Sans la mobilisation d’un peu de trésorerie court terme, il s’avère extrêmement difficile de pouvoir engager un redressement de l’entreprise et ce pour plusieurs raisons :

La trésorerie est nécessaire pour assumer le paiement des engagements, tant que la situation de l’entreprise est en perte

Toute négociation, notamment avec des fournisseurs et des banquiers nécessite des gages, et ceux-ci sont basés sur des éléments rationnels, certainement dans un contexte où l’entreprise aura pu faire des promesses qu’elle n’aura pu tenir.

Dans certains cas, des fournisseurs préfèreront abandonner une partie de leur créance au profit d’un paiement immédiat du solde, cela ne sera possible que si l’entreprise peut effectivement payer ce solde.

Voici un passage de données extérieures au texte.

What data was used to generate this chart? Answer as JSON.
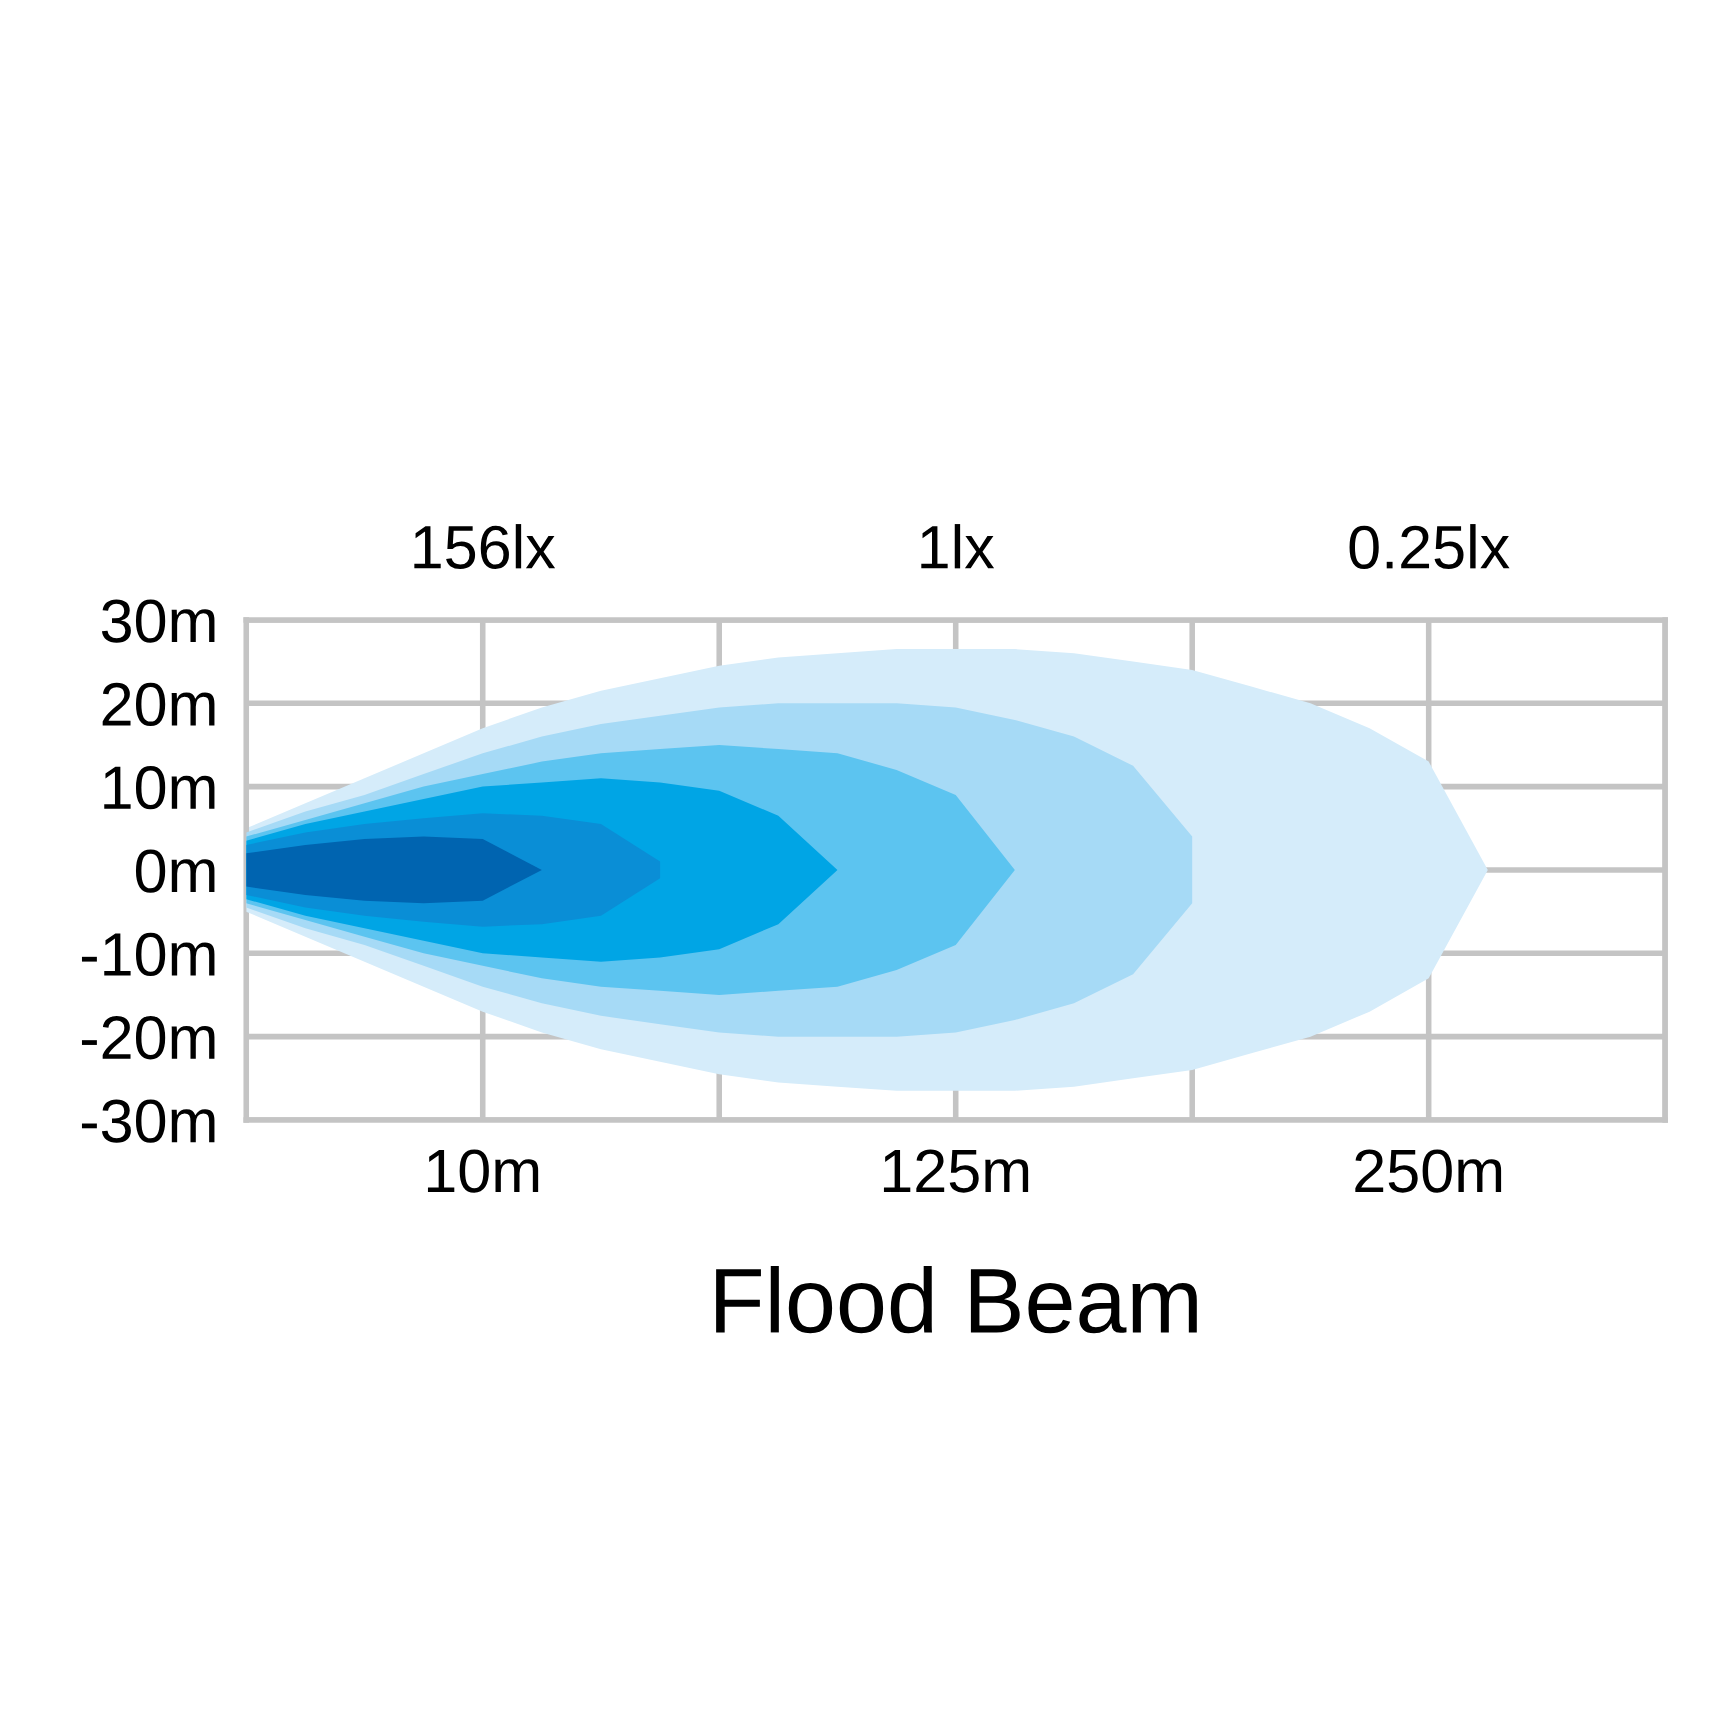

Certains investissements peuvent paraître stratégiques en pleine période de crise, ne serait-ce que pour continuer à faire marcher l’entreprise, après qu’elle a engagé un plan de licenciement. Un investissement productif est parfois le seul moyen pour que l’outil tourne en quantité suffisante après beaucoup de départs.

Comment retrouver de la trésorerie ?

En améliorant le BFR :

La réduction du BFR permet de disposer d’un levier de liquidités en réalisant les actions suivantes :

Créances clients : Optimiser les possibilités d’encaissement à la commande, renégocier les conditions de règlement, favoriser les clients qui règlent rapidement, voire en accordant de l’escompte sur facture

Dettes fournisseurs : renégocier des conditions de paiement, certaines entreprises ont accepté un peu rapidement en France les conditions de la Loi de Modernisation Economique sans se rendre compte qu’elles n’arrivaient pas à améliorer avec leurs clients la restriction du crédit qu’elles subissaient de leurs fournisseurs.

Certaines entreprises ont perdu avec la Loi de Modernisation de l’Economie, environ 15 jours de chiffre d’affaires, difficiles à rattraper ensuite.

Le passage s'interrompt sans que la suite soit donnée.